I only hand quilt so I have used all of the techniques listed here – I have found that one important factor in hand quilting it the tension of the fabric – too tight and the stitches will be forced far apart and even have a sloppy appearance – too loose you run the risk of bunching up the fabric – after much practice though one can achieve a 10 stitch per inch rhythm. May take longer to complete a project but the value of the work and results are priceless.

Kathy Boss

I am quilting a twin size for my great-grandson and some baby quilt. My first time quilting as well. I can use all the help and advice I can get. Thank you!


I’ve only tried hand quilting on two projects. I used the rocking stitch and the running stitch. They came out really nice, however my fingers would ache after a while. Mild arthritis doesn’t help 🙁

Susan Gibson

I haven’t started as yet but plan to quilt an existing bedspread that has its own pattern. this is my answer to practicing without a lot of expense. Is this a workable plan? If so please give suggestions as to picking out proper threads and do I use a hoop?

Lindsay Conner

Yes, this sounds like a good plan!

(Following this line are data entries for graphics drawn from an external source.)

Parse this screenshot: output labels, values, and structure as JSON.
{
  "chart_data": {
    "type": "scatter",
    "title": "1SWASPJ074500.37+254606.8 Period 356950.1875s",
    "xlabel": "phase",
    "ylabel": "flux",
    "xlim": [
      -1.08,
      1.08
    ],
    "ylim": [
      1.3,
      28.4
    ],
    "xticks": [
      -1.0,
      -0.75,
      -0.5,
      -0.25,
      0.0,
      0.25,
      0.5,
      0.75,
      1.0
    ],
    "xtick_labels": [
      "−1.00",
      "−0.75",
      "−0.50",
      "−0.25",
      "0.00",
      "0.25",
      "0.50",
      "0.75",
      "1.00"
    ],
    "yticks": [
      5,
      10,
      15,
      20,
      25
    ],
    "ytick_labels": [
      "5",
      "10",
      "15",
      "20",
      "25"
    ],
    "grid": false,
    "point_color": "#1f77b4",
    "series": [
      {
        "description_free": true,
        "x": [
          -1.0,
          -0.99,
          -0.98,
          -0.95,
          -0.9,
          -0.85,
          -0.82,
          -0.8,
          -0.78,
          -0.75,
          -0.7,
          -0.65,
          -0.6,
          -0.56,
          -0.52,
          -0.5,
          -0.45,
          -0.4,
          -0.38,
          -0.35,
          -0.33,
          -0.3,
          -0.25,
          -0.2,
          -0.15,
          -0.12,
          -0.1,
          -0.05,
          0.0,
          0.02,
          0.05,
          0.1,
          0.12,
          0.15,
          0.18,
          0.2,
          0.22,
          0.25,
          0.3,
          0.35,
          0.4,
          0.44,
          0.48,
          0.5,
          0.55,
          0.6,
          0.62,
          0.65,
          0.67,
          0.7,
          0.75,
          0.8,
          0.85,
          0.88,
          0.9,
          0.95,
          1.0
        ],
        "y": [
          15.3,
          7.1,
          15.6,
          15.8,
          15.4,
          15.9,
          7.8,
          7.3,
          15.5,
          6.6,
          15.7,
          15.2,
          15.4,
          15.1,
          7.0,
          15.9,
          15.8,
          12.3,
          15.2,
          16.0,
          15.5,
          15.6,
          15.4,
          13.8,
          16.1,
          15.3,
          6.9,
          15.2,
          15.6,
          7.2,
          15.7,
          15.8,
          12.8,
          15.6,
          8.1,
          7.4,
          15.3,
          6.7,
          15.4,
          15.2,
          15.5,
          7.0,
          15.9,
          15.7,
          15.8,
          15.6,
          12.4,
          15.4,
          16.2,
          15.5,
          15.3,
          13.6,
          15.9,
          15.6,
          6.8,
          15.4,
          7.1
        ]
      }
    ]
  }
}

You can use a hoop to help get a handle on your workspace.

Kari Jawson

I am a beginner, no sewing machine, and want to learn how to make a baby quilt. Can it be done by hand? I don’t want to purchase a machine till I know this hobby is for me. How do I get started??? Any suggestions??

Lindsay L

Yes, you can piece by hand, but hand piecing is totally different from machine piecing. Each has it’s own merits.
I would look into a class at a local quilt shop. Most shops have machines to use/or rent and that will let you get the feel of it, not to mention answers to all of your questions that might come up.


I know how start the quilting stitches to keep the knot from showing on
the bottom, but how do you tie off at the end of the running stitch?
Thanks for your help.
Helen Brown


Same way. Knot your thread and pull it into the batting.